SYCAMORE – After members of the Moose(L)Up Redemption Club gym competed in the grueling Tough Mudder event in Chicago last year, they decided they wanted an even tougher challenge.
“Being gluttons for punishment, seven of us decided to raise the stakes this year and do a GoRuck Challenge June 1 in Chicago,” Denny Kolkebeck said.
The Tough Mudder is a 10- to 12-mile obstacle course designed by former Special Forces soldiers.
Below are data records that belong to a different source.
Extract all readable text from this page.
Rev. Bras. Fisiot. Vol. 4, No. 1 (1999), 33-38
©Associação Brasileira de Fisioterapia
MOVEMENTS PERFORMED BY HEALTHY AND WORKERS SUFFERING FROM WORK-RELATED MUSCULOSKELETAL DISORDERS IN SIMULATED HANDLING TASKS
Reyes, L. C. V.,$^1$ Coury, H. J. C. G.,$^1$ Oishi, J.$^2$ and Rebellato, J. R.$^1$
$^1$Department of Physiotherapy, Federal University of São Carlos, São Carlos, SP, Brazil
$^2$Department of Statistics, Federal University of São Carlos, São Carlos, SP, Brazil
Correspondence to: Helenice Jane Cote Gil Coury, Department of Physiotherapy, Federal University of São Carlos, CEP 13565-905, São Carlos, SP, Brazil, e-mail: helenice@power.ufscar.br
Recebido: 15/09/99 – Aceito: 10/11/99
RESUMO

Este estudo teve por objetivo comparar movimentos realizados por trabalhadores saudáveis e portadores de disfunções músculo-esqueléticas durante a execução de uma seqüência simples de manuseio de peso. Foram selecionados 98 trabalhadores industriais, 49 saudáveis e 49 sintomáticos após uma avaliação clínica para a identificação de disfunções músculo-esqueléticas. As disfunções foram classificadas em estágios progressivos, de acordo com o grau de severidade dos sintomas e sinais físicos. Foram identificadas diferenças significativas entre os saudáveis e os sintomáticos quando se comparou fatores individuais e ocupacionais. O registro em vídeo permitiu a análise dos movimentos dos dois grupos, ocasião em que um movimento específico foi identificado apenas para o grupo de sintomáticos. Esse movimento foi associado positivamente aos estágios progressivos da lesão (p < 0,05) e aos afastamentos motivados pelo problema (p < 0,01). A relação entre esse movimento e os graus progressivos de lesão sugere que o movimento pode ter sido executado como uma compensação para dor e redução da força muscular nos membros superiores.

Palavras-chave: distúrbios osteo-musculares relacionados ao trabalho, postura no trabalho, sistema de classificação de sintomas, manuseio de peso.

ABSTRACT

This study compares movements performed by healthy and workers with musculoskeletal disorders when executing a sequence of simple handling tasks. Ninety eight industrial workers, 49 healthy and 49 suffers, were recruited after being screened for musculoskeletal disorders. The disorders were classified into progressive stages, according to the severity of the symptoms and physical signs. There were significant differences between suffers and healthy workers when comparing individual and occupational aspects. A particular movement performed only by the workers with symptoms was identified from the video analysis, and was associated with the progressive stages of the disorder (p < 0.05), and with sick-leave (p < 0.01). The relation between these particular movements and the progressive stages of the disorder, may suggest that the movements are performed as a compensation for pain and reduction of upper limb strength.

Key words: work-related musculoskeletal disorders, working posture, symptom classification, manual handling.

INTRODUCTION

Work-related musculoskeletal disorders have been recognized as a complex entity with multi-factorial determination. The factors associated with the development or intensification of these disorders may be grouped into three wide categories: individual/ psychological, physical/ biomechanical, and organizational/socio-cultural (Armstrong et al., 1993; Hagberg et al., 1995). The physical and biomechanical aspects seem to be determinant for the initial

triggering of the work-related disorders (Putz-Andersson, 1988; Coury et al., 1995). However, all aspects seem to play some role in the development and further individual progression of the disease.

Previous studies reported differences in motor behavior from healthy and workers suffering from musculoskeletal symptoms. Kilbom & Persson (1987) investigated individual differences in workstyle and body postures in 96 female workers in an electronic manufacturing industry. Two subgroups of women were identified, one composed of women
The obstacles consist of running muddy hills, crawling through narrow tunnels, scaling 10-foot walls and even running through a 40-foot-long pergola filled with electrical wires carrying 10,000 volt charges.
“I think we did Tough Mudder in 3 to 4 hours,” Kolkebeck said. “It’s essentially a half-marathon distance with 25 to 30 different obstacles.”
The GoRuck Challenge was also conceived by former members of the Special Forces and it has similar obstacles, but it starts at either 10 p.m. or 1 a.m. The challenge can take 12 to 16 hours to complete, and all participants carry rucksacks, or backpacks, filled with bricks.
“You always want to go after something that is just out of reach of what your current abilities are, and try to find a way to make it happen,” said Kolkebeck.
Jeff Wig of Sycamore has participated in two previous GoRuck Challenges, and suggested the challenge to the Tough Mudders.
“I just shared with them my experience with it, and how it was a team event,” Wig said. “In the other events you might help people along the way, but you’re really doing it for yourself. GoRuck participants are encouraged to work in teams to complete their missions, and might have to carry a buddy in a fireman’s carry or carry a log on their shoulders.”
Wig, a police officer in Sycamore, trains year-round for the extreme events.
“Last year I ran the Pumpkin Run in a gas mask and a backpack full of bricks,” he said. “Working out with a rucksack with six bricks and other weight is part of my training. (The gas mask) conditions your lungs and your diaphragm because it constricts the airflow to your lungs by 30 to 40 percent.”
Both men are driven by their desire to always push themselves to new levels of performance.
“It’s a life-changing thing when you start something like this and come out the other side,” Kolkebeck said.
Proceeds from Tough Mudder benefit the Wounded Warrior Project, and proceeds from GoRuck Challenge benefit the Green Beret Foundation.